Kim, Moon Start Possibly Most Challenging Korean Summit Yet

Kim, Moon Start Possibly Most Challenging Korean Summit Yet

Kim, Moon Start Possibly Most Challenging Korean Summit Yet

South Korean President Moon Jae-in is greeted by North Korean leader Kim Jong Un as he arrives at the headquarters of the Central Committee of the Workers' Party of Korea for their meeting in Pyongyang, North Korea, September 18, 2018.

It was previously used by two former South Korean presidents during their own summits with Kim's dad, Kim Jing-Il, in 2000 and 2007.

But any criticism was soon overshadowed by the April summit, which also improved Kim's image in South Korea - in one survey at the time, 78 percent of respondents said they had faith in the North Korean leader.

TRT World's Joseph Kim, who is in Seoul, has the latest on Kim-Moon summit underway in the North Korean capital Pyongyang.

On Wednesday, Moon and Kim plan to hold a second day of official talks after which they are expected to unveil a joint statement, and a separate military pact created to defuse tensions and prevent armed clashes.

Mr Moon's chief of staff, however, played down the chance that Mr Moon's summit with Mr Kim would produce major progress in nuclear diplomacy.

President Moon and his administration, says Gaffney, are filled with left-wingers with a track record of helping the North Koreans.

SEOUL-The leaders of North and South Korea emerged from two hours of talks in Pyongyang without any immediate new agreements as they seek to break an impasse in U.S.

However, he declined to say whether Moon planned to put forward a compromise for the United States and North Korea or whether he would suggest a more concrete plan for denuclearization.

President Moon Jae-in's office said the 52-member "special" entourage will help promote civil exchanges and engagement with younger Koreans.

Moon will return home on Thursday.

Nuclear diplomacy between the United States and North Korea has stalled and questions have been raised about how serious Mr Kim is after his vague commitments to denuclearise.

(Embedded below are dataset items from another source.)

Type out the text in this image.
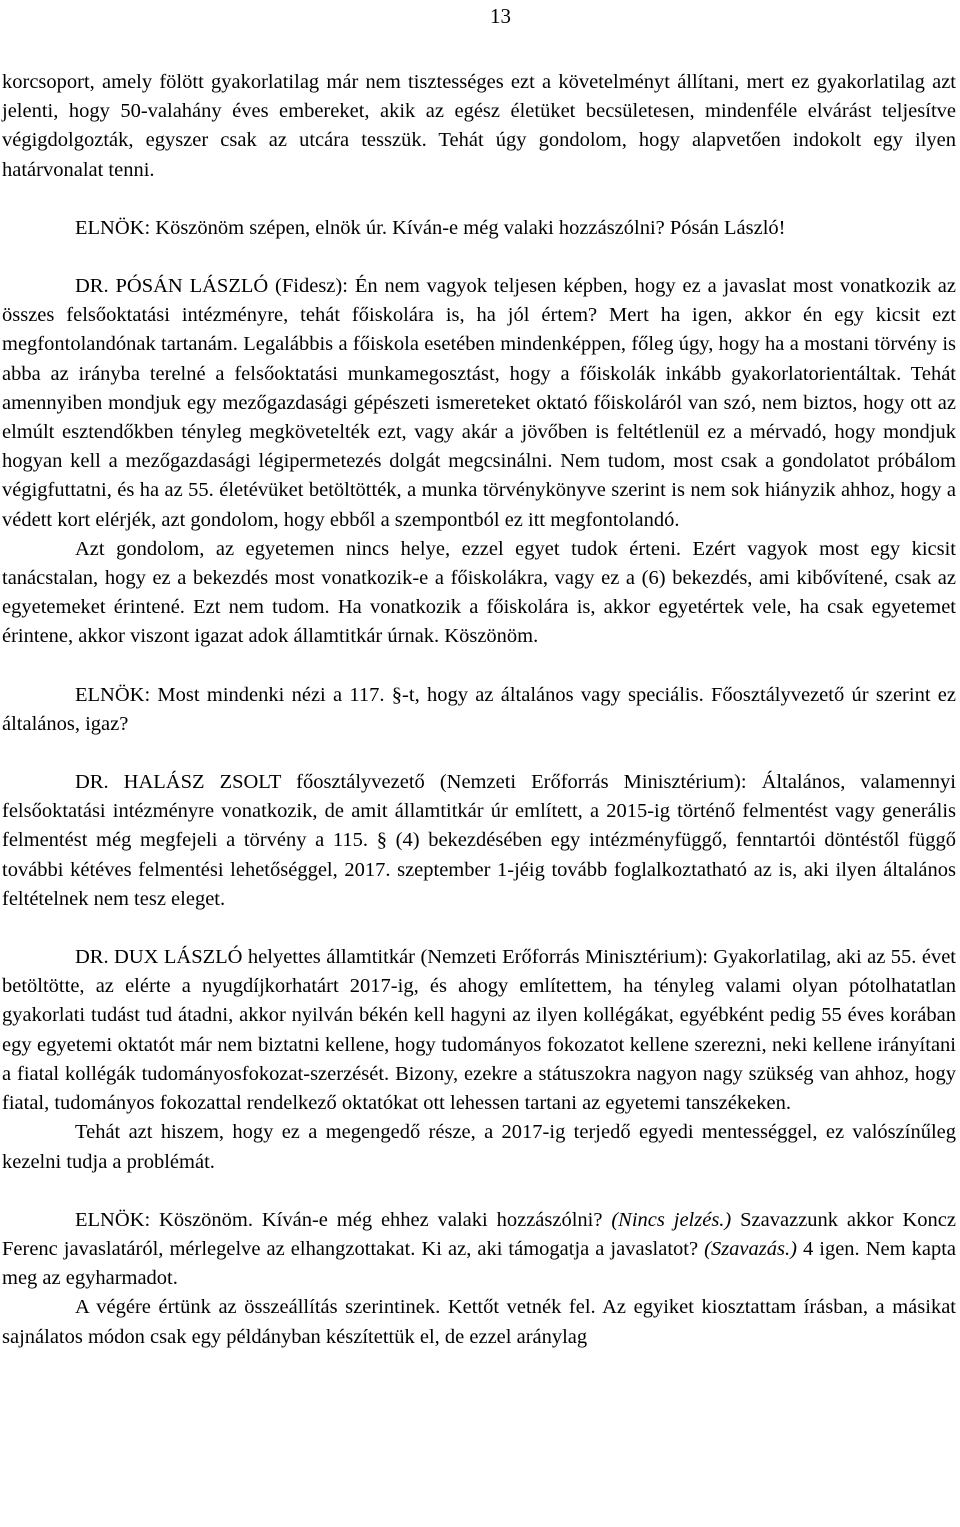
13

korcsoport, amely fölött gyakorlatilag már nem tisztességes ezt a követelményt állítani, mert ez gyakorlatilag azt jelenti, hogy 50-valahány éves embereket, akik az egész életüket becsületesen, mindenféle elvárást teljesítve végigdolgozták, egyszer csak az utcára tesszük. Tehát úgy gondolom, hogy alapvetően indokolt egy ilyen határvonalat tenni.

ELNÖK: Köszönöm szépen, elnök úr. Kíván-e még valaki hozzászólni? Pósán László!

DR. PÓSÁN LÁSZLÓ (Fidesz): Én nem vagyok teljesen képben, hogy ez a javaslat most vonatkozik az összes felsőoktatási intézményre, tehát főiskolára is, ha jól értem? Mert ha igen, akkor én egy kicsit ezt megfontolandónak tartanám. Legalábbis a főiskola esetében mindenképpen, főleg úgy, hogy ha a mostani törvény is abba az irányba terelné a felsőoktatási munkamegosztást, hogy a főiskolák inkább gyakorlatorientáltak. Tehát amennyiben mondjuk egy mezőgazdasági gépészeti ismereteket oktató főiskoláról van szó, nem biztos, hogy ott az elmúlt esztendőkben tényleg megkövetelték ezt, vagy akár a jövőben is feltétlenül ez a mérvadó, hogy mondjuk hogyan kell a mezőgazdasági légipermetezés dolgát megcsinálni. Nem tudom, most csak a gondolatot próbálom végigfuttatni, és ha az 55. életévüket betöltötték, a munka törvénykönyve szerint is nem sok hiányzik ahhoz, hogy a védett kort elérjék, azt gondolom, hogy ebből a szempontból ez itt megfontolandó.

Azt gondolom, az egyetemen nincs helye, ezzel egyet tudok érteni. Ezért vagyok most egy kicsit tanácstalan, hogy ez a bekezdés most vonatkozik-e a főiskolákra, vagy ez a (6) bekezdés, ami kibővítené, csak az egyetemeket érintené. Ezt nem tudom. Ha vonatkozik a főiskolára is, akkor egyetértek vele, ha csak egyetemet érintene, akkor viszont igazat adok államtitkár úrnak. Köszönöm.

ELNÖK: Most mindenki nézi a 117. §-t, hogy az általános vagy speciális. Főosztályvezető úr szerint ez általános, igaz?

DR. HALÁSZ ZSOLT főosztályvezető (Nemzeti Erőforrás Minisztérium): Általános, valamennyi felsőoktatási intézményre vonatkozik, de amit államtitkár úr említett, a 2015-ig történő felmentést vagy generális felmentést még megfejeli a törvény a 115. § (4) bekezdésében egy intézményfüggő, fenntartói döntéstől függő további kétéves felmentési lehetőséggel, 2017. szeptember 1-jéig tovább foglalkoztatható az is, aki ilyen általános feltételnek nem tesz eleget.

DR. DUX LÁSZLÓ helyettes államtitkár (Nemzeti Erőforrás Minisztérium): Gyakorlatilag, aki az 55. évet betöltötte, az elérte a nyugdíjkorhatárt 2017-ig, és ahogy említettem, ha tényleg valami olyan pótolhatatlan gyakorlati tudást tud átadni, akkor nyilván békén kell hagyni az ilyen kollégákat, egyébként pedig 55 éves korában egy egyetemi oktatót már nem biztatni kellene, hogy tudományos fokozatot kellene szerezni, neki kellene irányítani a fiatal kollégák tudományosfokozat-szerzését. Bizony, ezekre a státuszokra nagyon nagy szükség van ahhoz, hogy fiatal, tudományos fokozattal rendelkező oktatókat ott lehessen tartani az egyetemi tanszékeken.

Tehát azt hiszem, hogy ez a megengedő része, a 2017-ig terjedő egyedi mentességgel, ez valószínűleg kezelni tudja a problémát.

ELNÖK: Köszönöm. Kíván-e még ehhez valaki hozzászólni? (Nincs jelzés.) Szavazzunk akkor Koncz Ferenc javaslatáról, mérlegelve az elhangzottakat. Ki az, aki támogatja a javaslatot? (Szavazás.) 4 igen. Nem kapta meg az egyharmadot.

A végére értünk az összeállítás szerintinek. Kettőt vetnék fel. Az egyiket kiosztattam írásban, a másikat sajnálatos módon csak egy példányban készítettük el, de ezzel aránylag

Photo People watch the televised broadcast in Seoul of the Korean leaders meeting in Pyongyang.

The 65-year-old South Korean president was born on Geoje Island in South Gyeongsang Province in 1953 to poor parents who were refugees from North Korea.

The talks this week also come in the wake of North Korea's 70th national anniversary celebrations and a military parade that drew praise from Trump for playing down North Korea's intercontinental ballistic missiles. Observers believe the two headed straight for the talks to address imminent issues surrounding the peninsula without unnecessary formalities, as they had already held two summits in April and May. China, signaling its support for Kim's recent diplomatic moves, sent its third-highest party official to those festivities. The North has repeatedly used this ideology to back its demand that the South split from its alliance with the United States.

"First is removing the possibility of armed clashes, and the fear of war", Moon said. They met North Korean Deputy Prime Minister Ri Ryong Nam, who is in charge of economic affairs, although Seoul officials said they did not expect any specific joint economic projects to be agreed given extensive global sanctions. North Korean soldiers and naval troops quick-marched into position to welcome Moon, and the two leaders inspected the honor guard, according to South Korean media pool footage from the site. Another possible area of progress could be on a formal agreement ending the Korean War, which was halted in 1953 by what was meant to be a temporary armistice.

Moon used the same air route over the West Sea that Kim Dae-jung used. Most major detente projects with North Korea started by his liberal predecessors during a 1998-2008 "Sunshine Era" were suspended after conservatives took power.